Open thatcode opened 1 year ago
#!/usr/bin/env python3
import numpy as np
from python_tsp.exact import solve_tsp_dynamic_programming
distance_matrix = np.array(
[
[0, 4, 4, 10],
[4, 0, 8, 5],
[4, 8, 0, 3],
[10, 5, 3, 0],
]
)
distance_matrix[:, 0] = 0
permutation, distance = solve_tsp_dynamic_programming(distance_matrix)
print(distance)
print(permutation)
Output:
12
[0, 1, 3, 2]
Expected output:
11
[1, 0, 2, 3]
Hi, @thatcode , sorry for the late answer
You bring a very valid point and a nice example. But there may be some caveats with letting the algorithm choosing the initial node freely:
Some users expect the initial node in the final route to always be the origin 0, as exemplified in this issue. So even if the best route as in your example does not start at 0 it may be confusing for some to change this behavior now.
(This was probably my fault for never making it explicit)
The brute force and the heuristic solvers can be adapted with not too much effort to find the best starting point, but the Dynamic Programming solver still needs an explicit starting point. The best that could be done is to run it multiple times, each one with a different starting point.
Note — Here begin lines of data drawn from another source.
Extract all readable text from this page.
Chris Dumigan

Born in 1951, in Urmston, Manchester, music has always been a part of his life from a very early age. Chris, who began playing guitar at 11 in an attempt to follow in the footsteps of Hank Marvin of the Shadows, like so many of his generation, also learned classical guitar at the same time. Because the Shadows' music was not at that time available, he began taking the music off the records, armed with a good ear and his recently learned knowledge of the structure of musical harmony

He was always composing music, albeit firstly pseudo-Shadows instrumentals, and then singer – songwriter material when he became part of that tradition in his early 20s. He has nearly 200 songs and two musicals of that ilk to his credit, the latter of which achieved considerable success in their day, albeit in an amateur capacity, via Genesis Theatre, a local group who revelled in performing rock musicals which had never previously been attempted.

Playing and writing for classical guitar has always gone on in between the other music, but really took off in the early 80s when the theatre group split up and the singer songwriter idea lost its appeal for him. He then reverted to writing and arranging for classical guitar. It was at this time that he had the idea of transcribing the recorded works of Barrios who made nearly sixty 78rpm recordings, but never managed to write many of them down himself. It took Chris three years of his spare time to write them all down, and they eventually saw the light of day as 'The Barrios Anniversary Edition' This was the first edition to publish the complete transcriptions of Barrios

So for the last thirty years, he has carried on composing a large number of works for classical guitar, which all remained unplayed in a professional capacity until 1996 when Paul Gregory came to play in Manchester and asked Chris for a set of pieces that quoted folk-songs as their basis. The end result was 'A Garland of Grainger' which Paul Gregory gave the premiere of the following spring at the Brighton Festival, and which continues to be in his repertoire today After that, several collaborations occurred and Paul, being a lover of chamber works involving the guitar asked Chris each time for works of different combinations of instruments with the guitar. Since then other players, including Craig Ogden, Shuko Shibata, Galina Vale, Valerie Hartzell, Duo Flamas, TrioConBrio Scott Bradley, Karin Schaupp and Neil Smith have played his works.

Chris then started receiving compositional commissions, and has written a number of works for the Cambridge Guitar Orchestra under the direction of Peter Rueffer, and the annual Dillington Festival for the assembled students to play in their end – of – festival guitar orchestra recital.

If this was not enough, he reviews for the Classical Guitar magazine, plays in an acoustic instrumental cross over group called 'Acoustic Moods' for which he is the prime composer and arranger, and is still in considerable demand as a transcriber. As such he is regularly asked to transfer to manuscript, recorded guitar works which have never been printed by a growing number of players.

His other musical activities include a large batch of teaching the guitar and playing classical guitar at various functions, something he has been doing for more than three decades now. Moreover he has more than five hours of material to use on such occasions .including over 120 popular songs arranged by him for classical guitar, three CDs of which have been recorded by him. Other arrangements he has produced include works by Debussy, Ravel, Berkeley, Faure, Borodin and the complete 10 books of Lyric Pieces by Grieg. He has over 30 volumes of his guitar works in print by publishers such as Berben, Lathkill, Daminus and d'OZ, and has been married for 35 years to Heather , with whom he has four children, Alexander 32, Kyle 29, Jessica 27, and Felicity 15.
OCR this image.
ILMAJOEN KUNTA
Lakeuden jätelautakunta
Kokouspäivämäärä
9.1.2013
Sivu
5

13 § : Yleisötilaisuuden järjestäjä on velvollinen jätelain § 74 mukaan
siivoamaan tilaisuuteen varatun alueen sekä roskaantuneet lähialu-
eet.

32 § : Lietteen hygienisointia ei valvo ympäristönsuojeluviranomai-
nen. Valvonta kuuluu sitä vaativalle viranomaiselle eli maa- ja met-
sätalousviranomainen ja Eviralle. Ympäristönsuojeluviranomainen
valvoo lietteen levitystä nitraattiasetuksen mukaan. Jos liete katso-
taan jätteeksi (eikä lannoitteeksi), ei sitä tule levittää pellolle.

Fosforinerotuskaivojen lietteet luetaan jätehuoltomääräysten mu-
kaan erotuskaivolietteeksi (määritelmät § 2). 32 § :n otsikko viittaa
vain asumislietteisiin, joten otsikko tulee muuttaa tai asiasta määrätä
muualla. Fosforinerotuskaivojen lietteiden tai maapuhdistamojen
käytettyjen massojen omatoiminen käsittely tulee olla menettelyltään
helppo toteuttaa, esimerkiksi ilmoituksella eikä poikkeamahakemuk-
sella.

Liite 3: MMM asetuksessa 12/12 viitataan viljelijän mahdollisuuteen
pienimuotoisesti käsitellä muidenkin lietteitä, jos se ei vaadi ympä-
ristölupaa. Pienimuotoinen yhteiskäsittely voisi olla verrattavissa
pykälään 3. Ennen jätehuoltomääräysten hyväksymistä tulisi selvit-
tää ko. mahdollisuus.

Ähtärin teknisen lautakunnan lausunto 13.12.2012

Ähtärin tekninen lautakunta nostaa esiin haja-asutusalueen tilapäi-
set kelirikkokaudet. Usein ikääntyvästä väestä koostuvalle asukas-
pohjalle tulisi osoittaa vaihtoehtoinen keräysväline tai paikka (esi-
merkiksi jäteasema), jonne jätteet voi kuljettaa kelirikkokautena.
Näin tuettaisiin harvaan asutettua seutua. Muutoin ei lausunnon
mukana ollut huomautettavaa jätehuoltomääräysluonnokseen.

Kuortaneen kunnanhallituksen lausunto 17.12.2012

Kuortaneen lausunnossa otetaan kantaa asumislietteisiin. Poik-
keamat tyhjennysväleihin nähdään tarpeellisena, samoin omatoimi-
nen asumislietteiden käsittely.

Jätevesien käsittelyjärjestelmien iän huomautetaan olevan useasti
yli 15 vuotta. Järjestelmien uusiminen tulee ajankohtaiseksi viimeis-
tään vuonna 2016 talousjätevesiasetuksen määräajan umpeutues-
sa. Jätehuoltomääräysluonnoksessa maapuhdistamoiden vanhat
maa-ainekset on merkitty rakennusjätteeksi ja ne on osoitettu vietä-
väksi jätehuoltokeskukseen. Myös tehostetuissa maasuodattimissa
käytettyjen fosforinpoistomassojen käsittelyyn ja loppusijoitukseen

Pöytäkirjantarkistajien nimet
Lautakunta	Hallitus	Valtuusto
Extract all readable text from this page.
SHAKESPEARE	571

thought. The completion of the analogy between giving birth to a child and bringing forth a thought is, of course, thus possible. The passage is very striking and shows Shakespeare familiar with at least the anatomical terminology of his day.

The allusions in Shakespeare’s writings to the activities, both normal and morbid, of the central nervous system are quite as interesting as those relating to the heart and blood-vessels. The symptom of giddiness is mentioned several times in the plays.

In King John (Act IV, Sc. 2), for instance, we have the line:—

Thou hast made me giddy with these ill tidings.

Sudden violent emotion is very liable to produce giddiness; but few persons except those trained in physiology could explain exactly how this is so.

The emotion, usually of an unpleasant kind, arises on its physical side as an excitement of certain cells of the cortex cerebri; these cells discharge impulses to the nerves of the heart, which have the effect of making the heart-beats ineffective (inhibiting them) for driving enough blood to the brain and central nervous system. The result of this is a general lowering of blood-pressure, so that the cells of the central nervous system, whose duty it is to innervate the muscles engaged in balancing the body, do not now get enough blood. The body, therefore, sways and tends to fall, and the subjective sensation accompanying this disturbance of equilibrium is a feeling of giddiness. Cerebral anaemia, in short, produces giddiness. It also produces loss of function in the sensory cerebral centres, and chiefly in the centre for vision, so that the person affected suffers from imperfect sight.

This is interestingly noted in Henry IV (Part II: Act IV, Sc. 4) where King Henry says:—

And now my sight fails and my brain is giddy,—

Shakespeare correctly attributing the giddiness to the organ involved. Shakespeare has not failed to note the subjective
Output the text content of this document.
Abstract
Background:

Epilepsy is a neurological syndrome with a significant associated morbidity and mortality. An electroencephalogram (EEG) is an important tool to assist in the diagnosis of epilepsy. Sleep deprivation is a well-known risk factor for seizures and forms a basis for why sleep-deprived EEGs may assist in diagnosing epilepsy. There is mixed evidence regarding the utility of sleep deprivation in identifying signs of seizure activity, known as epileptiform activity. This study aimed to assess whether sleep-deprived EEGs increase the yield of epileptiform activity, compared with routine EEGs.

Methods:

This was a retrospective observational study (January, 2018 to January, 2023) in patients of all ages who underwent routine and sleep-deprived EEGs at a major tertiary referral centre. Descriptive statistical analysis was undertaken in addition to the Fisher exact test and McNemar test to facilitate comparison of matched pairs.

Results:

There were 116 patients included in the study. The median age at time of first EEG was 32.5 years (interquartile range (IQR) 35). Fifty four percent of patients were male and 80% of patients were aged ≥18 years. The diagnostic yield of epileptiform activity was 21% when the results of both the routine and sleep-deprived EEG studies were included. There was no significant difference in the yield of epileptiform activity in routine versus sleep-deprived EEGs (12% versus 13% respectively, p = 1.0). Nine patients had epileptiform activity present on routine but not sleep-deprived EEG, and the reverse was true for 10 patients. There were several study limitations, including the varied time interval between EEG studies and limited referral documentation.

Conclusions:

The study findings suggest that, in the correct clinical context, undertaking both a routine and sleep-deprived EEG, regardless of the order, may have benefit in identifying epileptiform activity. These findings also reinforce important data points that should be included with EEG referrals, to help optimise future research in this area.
I am perfectly o.k. if that the user manually enclose the solver inside a for loop in his/her code. But I am not in favor of doing this implicitly in this lib as it may be overkill, increase code complexity and simply become confusing for some users as mentioned before.
With all that said, I think the best approach is to implement a start_node
argument to the solvers to make this explicit. For all solvers but Dynamic Programming it can receive value None
, in which case the first node also varies with the rest. This also handles this open issue.
What do you think?
Thanks for your reply :)
Since posting this I had also realised that, in the actual travelling salesman problem the 1st city is their home, so can't change. And you do implement this faithfully!
Given this, I think a minimal fix would be to update your README.md (the "Open TSP problem" section) to make it clearer that node 0 is fixed! I just followed (literally copy/pasted...) the distance_matrix[:, 0] = 0
line then was a bit confused!
Beyond that, making it programmable gives users the option to work around this. To avoid back-compatibility you might want to default to 0 rather than None until your next breaking change, but I'm fine with either.
(Also, as a support engineer, +1 for fixing two issues with one change :p)
The comment on https://github.com/fillipe-gsm/python-tsp/blob/master/python_tsp/exact/brute_force.py#L32 says:
However, we can fix node 0 and permutate only the remaining
.This is true for closed loops - once you've found the best you can rotate the loop until any node you want is node 0.
Is it really true for open loops? I haven't worked out a counter example yet, but I'm sure one can exist with not much effort!